This is a part of the Intellectual Property package, which also addresses essential patents and the reforms on the Supplementary Protection Certificates regime.
The deliberations are even more compelling as they are taking place at the same time as new reforms for Pandemic Prevention Preparedness Response (PPPR) are being discussed and negotiated.
For both processes, the EU has a different negotiation position and strategy. Further, pre-COVID elements which greatly underlined the EU response and stance remain very much present in both, including the role of the flexibilities of the Trade-Related Aspects of Intellectual Property Agreement (TRIPS) agreement, the balance between internal needs and global commitments and, more importantly, the role of governments in responding to pandemics and health emergencies.
At different phases of the COVID-19 pandemic, some EU Members were faced with difficulties in accessing crucial life-saving health goods such as personal protection equipment.

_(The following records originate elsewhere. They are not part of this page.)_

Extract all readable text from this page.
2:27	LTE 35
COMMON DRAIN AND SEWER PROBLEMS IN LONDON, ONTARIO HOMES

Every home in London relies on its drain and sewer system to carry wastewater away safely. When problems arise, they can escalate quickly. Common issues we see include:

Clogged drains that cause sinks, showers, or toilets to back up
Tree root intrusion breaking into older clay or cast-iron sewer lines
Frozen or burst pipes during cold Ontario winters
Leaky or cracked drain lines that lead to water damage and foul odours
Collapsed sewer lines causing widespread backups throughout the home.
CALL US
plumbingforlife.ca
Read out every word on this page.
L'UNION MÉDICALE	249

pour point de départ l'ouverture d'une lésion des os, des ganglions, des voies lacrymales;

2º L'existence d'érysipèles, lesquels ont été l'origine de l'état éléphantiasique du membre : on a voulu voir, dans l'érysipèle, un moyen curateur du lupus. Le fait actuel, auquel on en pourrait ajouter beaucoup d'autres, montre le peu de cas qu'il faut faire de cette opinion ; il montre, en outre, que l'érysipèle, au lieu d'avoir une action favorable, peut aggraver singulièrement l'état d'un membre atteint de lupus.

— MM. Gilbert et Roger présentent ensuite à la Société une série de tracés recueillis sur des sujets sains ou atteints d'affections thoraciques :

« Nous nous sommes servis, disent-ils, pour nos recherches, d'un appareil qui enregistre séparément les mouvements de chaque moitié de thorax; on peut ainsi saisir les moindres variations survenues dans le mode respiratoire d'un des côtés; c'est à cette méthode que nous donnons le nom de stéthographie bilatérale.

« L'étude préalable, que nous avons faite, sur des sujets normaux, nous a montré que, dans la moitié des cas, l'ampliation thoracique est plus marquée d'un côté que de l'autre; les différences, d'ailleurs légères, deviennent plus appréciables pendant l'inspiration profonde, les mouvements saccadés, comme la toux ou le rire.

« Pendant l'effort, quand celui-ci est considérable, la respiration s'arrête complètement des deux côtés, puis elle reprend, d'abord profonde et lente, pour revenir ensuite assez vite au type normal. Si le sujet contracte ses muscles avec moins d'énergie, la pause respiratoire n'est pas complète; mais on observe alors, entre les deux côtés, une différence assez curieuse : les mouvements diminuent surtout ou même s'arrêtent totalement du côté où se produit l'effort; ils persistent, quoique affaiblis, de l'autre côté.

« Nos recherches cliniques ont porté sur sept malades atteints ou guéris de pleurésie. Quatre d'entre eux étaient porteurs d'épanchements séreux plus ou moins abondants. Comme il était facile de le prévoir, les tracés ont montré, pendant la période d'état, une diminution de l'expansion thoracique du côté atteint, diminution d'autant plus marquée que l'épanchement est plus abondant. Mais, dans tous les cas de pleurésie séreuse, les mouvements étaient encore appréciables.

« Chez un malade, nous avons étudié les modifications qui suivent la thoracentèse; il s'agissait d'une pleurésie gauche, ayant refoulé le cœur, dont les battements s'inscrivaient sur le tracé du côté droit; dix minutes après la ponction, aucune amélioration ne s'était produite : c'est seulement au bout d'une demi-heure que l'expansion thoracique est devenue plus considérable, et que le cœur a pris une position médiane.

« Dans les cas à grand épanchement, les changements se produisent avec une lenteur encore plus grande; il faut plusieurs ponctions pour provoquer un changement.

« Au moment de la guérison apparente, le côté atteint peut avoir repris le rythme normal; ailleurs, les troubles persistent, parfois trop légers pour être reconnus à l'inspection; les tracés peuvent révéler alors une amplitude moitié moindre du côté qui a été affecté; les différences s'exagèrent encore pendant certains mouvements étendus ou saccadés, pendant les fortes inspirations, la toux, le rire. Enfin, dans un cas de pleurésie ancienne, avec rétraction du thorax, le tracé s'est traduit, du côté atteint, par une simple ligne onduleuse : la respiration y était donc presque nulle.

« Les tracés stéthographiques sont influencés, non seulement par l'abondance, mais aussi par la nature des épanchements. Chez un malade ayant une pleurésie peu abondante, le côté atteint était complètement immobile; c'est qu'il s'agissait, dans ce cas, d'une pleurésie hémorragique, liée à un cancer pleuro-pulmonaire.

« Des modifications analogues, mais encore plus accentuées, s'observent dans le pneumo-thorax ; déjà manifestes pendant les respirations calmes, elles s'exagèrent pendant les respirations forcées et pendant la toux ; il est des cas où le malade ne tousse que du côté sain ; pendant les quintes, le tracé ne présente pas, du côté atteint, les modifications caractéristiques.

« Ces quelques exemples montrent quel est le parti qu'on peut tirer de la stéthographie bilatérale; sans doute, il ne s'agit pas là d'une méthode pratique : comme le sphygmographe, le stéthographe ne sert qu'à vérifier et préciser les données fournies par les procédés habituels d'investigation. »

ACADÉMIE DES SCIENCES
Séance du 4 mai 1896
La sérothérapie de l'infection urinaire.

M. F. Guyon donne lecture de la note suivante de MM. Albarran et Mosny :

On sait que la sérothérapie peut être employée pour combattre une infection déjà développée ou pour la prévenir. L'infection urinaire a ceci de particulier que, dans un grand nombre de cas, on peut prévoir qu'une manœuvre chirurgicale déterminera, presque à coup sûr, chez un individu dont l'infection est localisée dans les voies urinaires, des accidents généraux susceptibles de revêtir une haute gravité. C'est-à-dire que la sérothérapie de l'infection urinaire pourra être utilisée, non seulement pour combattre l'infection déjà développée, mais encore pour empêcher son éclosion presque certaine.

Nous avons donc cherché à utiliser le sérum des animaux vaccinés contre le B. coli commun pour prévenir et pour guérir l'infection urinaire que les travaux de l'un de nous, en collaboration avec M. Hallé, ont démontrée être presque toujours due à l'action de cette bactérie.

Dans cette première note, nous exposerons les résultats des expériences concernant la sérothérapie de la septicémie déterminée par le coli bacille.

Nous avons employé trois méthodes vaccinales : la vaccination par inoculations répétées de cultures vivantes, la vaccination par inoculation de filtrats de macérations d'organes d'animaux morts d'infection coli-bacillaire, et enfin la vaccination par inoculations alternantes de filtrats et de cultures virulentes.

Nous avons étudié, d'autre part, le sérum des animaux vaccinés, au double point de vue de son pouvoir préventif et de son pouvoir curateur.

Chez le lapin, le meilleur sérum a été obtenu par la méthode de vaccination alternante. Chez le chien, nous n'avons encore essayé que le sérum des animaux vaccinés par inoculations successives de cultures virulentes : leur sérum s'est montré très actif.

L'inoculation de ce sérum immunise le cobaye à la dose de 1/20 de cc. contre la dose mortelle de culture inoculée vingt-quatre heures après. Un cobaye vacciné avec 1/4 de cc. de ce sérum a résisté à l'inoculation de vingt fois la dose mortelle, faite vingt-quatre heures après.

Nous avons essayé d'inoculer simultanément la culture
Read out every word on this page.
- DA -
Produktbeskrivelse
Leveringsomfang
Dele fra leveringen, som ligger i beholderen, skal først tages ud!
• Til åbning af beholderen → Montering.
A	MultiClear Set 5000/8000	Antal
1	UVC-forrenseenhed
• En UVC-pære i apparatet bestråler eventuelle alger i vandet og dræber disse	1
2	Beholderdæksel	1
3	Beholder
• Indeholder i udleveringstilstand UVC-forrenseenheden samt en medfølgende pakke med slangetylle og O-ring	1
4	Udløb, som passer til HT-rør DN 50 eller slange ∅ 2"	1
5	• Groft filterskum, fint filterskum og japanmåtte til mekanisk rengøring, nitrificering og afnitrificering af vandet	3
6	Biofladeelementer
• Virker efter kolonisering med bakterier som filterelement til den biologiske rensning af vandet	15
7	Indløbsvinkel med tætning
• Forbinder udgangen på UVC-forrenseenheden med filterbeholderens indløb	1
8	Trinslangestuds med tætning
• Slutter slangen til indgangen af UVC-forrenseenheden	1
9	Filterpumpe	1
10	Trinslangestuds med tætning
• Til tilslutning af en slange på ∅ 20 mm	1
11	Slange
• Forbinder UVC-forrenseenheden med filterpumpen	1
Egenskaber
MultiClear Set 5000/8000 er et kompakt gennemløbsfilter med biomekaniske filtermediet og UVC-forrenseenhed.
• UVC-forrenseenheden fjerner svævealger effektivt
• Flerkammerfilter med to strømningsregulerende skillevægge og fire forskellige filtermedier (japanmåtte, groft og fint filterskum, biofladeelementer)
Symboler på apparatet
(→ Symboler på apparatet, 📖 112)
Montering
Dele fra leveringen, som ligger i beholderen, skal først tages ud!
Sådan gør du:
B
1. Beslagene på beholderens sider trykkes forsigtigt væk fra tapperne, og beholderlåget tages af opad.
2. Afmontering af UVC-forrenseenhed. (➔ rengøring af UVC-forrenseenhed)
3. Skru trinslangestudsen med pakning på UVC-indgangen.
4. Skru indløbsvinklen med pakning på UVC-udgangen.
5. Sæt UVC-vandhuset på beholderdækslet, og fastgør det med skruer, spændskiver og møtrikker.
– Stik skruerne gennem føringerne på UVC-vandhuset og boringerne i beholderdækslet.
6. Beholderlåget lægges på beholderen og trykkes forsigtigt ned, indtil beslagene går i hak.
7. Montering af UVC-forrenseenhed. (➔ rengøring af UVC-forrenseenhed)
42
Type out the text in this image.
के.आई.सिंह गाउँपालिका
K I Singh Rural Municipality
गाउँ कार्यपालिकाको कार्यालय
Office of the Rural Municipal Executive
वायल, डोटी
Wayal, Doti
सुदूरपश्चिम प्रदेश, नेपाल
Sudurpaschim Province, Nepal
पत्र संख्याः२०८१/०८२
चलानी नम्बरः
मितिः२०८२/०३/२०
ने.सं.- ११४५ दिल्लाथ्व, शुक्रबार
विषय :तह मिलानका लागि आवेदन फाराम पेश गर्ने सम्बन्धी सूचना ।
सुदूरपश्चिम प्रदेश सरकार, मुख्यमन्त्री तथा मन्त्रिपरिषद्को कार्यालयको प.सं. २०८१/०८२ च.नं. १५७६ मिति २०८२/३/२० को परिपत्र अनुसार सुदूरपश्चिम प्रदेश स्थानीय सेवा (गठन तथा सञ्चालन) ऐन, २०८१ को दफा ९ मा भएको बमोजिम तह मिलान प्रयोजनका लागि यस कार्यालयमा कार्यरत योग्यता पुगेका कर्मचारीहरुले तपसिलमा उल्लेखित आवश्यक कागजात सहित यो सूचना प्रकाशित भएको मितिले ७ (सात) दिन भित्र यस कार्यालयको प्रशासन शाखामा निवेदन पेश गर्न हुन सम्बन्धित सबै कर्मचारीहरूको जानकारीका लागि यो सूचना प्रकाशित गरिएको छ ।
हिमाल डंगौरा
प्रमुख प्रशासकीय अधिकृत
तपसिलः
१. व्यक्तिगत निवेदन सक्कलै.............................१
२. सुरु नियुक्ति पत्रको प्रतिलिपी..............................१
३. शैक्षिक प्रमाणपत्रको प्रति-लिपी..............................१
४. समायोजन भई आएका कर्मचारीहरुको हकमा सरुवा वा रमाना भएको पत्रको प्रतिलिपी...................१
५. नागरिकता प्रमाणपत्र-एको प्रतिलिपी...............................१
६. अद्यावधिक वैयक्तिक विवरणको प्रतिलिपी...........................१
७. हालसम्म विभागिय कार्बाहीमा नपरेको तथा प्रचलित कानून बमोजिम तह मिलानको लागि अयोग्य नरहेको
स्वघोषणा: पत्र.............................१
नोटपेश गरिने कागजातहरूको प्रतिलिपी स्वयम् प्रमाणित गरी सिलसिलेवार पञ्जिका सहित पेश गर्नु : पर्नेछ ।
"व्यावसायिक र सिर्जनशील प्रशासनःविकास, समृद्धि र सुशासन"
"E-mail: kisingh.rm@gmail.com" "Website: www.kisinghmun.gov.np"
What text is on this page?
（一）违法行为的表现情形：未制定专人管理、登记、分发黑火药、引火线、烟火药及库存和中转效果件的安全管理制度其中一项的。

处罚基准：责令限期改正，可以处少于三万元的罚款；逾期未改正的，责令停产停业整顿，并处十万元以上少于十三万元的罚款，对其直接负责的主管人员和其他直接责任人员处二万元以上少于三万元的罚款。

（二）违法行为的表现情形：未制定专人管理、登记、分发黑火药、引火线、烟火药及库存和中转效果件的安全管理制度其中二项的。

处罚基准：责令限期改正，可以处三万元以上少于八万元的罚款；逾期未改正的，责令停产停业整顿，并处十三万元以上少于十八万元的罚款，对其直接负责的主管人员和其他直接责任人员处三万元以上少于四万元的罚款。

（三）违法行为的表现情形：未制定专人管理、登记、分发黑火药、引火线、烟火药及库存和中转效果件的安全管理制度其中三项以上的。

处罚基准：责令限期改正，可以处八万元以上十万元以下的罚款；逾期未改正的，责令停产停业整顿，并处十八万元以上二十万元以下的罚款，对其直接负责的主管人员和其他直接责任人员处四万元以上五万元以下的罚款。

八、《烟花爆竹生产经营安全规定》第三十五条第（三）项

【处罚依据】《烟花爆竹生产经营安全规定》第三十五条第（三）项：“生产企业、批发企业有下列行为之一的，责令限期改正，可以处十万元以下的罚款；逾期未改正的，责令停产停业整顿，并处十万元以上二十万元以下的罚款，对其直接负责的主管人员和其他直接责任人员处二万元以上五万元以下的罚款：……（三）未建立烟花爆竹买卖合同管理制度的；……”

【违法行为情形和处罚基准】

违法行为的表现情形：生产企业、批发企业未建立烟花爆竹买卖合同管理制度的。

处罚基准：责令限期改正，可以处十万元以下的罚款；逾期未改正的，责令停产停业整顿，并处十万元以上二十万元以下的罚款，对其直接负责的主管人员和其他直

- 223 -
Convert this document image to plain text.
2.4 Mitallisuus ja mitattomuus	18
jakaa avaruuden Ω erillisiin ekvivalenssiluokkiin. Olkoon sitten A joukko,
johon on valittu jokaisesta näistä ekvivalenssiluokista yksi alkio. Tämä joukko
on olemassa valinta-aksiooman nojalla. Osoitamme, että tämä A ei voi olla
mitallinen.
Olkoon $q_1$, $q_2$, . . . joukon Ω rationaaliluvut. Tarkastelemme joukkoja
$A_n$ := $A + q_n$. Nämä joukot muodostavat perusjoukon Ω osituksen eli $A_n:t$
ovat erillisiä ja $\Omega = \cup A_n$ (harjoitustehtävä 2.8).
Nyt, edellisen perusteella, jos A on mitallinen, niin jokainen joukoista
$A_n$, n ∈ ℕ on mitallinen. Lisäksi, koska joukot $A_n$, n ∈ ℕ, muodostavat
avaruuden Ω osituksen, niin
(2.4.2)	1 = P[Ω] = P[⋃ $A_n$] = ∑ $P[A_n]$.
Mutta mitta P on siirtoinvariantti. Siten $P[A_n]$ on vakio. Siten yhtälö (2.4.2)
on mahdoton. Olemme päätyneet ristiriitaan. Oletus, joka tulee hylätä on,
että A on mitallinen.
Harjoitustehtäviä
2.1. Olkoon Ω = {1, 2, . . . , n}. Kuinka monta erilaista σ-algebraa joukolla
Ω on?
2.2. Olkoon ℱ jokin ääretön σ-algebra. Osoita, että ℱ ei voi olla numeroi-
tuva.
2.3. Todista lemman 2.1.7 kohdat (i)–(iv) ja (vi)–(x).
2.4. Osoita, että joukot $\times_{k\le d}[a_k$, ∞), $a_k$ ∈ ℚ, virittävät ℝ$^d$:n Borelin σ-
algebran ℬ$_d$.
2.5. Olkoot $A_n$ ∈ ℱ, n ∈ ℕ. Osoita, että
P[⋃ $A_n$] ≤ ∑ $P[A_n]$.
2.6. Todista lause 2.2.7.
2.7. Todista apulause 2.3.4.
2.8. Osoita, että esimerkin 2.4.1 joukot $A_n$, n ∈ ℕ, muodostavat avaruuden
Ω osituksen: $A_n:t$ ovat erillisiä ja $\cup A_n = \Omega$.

These obstacles cast doubt over one of the most cherished features of the EU: the single market which became strained under the scramble for health goods by Member States. Other tenets of the single market were re-examined, with several EU members reforming (or attempting to reform) their domestic IP protection framework to expedite access to medicines and vaccines.
These are momentous times for pharmaceutical policy in the EU, from the revision of the EU pharmaceutical legislation to the Intellectual Property Package (originating from DG GROW).
There has been a long-awaited overhaul of the incentives system and wide-ranging proposals on shortages and regulatory oversight. This is being discussed in parallel, albeit in different committees.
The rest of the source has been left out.